AI Orange Belt - Assignments Correction
ASSIGNMENT 2 - Dropbox
What is the category of the task accomplished by an OCR?
OCR = classification problem (find the associated letter > word > sentence > text)
What are the inputs and outputs of an OCR? In other words, what is the task accomplished
Image Document (pixels) => Text
How would you go with training an OCR? In other words, what type of data would you use? How would you enrich it?
Data = documents, text databases, synthetic text, transformed documents (distortions)
What is the name of the models that have been used?
Word Deep Net (CNN, bidirectional LSTM, CTC Layer)
What were the tradeoffs considered between old, off-the-shelf existing commercial solutions and creating an in-house OCR?
Cost of the API calls was too big + the commercial solutions would not be specifically fine-tuned for their documents, hence less performant
How did Dropbox gather the data?
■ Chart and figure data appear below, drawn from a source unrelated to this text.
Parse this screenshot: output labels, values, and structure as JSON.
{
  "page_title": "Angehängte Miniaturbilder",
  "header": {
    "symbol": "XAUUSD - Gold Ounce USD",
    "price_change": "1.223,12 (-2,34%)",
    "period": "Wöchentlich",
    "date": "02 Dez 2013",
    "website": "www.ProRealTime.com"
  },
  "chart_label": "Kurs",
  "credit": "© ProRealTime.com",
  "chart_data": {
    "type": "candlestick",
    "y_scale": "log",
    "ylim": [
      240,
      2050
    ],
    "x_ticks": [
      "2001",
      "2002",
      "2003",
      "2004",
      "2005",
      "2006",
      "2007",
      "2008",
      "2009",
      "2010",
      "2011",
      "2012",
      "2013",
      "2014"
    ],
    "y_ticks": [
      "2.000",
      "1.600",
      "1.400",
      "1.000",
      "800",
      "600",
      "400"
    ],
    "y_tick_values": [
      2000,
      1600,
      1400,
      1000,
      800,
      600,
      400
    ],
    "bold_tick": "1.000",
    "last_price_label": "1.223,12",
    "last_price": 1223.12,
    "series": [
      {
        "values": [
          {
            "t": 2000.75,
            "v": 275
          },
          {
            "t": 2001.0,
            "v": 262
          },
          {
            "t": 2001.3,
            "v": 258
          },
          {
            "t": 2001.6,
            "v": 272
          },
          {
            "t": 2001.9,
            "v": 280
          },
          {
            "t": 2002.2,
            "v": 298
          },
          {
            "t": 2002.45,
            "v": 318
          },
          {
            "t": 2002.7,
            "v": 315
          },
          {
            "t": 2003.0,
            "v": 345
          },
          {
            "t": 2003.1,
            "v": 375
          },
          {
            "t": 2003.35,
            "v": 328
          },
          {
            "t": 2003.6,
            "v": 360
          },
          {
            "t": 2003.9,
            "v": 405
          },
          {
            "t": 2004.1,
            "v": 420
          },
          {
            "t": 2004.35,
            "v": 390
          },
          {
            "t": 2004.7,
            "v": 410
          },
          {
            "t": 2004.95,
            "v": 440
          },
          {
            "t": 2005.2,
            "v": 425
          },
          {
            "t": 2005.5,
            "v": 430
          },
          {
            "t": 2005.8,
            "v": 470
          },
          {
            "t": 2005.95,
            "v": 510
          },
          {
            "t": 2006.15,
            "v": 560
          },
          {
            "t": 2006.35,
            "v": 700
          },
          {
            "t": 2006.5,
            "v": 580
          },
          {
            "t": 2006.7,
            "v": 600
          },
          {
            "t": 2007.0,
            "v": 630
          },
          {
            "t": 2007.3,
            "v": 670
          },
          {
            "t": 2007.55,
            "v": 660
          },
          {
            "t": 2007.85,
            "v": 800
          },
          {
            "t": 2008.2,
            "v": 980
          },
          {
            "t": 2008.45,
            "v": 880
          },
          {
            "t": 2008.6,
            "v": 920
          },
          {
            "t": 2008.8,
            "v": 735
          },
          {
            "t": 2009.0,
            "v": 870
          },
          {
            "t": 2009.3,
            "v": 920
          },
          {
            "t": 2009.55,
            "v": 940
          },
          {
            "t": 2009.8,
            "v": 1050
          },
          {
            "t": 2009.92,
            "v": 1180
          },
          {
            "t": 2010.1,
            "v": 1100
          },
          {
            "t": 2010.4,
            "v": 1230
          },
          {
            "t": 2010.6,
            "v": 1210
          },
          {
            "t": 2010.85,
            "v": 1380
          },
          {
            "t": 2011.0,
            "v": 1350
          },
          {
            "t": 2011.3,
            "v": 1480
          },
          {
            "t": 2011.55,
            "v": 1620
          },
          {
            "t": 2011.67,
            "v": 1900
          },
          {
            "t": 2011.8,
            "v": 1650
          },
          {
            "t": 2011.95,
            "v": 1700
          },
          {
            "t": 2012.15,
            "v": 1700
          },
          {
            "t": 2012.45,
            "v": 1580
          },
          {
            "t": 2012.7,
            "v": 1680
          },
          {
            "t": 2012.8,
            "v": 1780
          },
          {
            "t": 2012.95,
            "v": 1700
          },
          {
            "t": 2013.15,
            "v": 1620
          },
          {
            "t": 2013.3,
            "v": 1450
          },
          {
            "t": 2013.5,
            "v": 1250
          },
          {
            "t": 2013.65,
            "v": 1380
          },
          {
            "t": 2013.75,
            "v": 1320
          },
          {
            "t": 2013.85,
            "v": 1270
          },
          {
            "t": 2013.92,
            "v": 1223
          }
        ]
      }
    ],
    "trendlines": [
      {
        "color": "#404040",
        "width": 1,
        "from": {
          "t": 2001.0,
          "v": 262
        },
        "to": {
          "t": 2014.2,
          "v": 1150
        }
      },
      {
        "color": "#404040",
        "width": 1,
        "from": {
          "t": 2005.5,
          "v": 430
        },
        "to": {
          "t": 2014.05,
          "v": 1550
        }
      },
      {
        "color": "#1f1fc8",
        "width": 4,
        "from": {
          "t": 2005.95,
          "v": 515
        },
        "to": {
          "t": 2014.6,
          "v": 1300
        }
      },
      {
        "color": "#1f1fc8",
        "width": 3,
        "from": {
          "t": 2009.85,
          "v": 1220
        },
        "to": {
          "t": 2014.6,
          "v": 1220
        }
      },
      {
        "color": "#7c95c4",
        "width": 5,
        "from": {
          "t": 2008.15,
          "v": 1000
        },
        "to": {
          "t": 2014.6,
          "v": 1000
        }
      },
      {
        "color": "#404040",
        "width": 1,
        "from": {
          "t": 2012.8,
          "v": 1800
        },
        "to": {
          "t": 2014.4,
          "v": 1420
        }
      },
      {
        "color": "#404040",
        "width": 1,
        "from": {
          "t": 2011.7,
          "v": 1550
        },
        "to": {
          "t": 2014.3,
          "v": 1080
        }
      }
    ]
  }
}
What are the strategies used?
First, asked a small percentage of users to donate their data. Then generated synthetic data simply by taking the text from project gutenberg words, rendering them on an image with different fonts and applying geometric/photometric transformations.
How did Dropbox annotate the data?
Created their homemade annotation platform, named DropTurk, in order to be able to hire annotators and make them sign NDAs.
Dropbox actually refined the task of the OCR to three subtasks. What are the characteristics of those subtasks? experience (annotated data), performance measure, input / output, the model used, category of the task (classification, regression, etc)
Name and describe three problems encountered when putting the system end to end, and in production with the refinements
Bad performance from the word detector, would wrongfully stick two words as one or split words
Orientation detection, in order to manage the rotated scans and put them straight
PDF formatting issues
The Dropbox team made heavy use of precision and recall to evaluate their system. In terms of cost and user experience, do you think both should be maximized? Or one should be preferred over the other.
For the word detector, the choice made by Dropbox to optimise cost (in terms of training time) is to maximise recall and not care about the low precision of the word detector, but instead optimize the next task (read one word) in order to be able to handle the false positives (empty images with no words). All in all, not seeing a word is the problem, better to not risk any miss.
For the word deep net, they tried to strike a balance between precision and recall and just beat the baseline (the commercial state of the art solution at their disposal).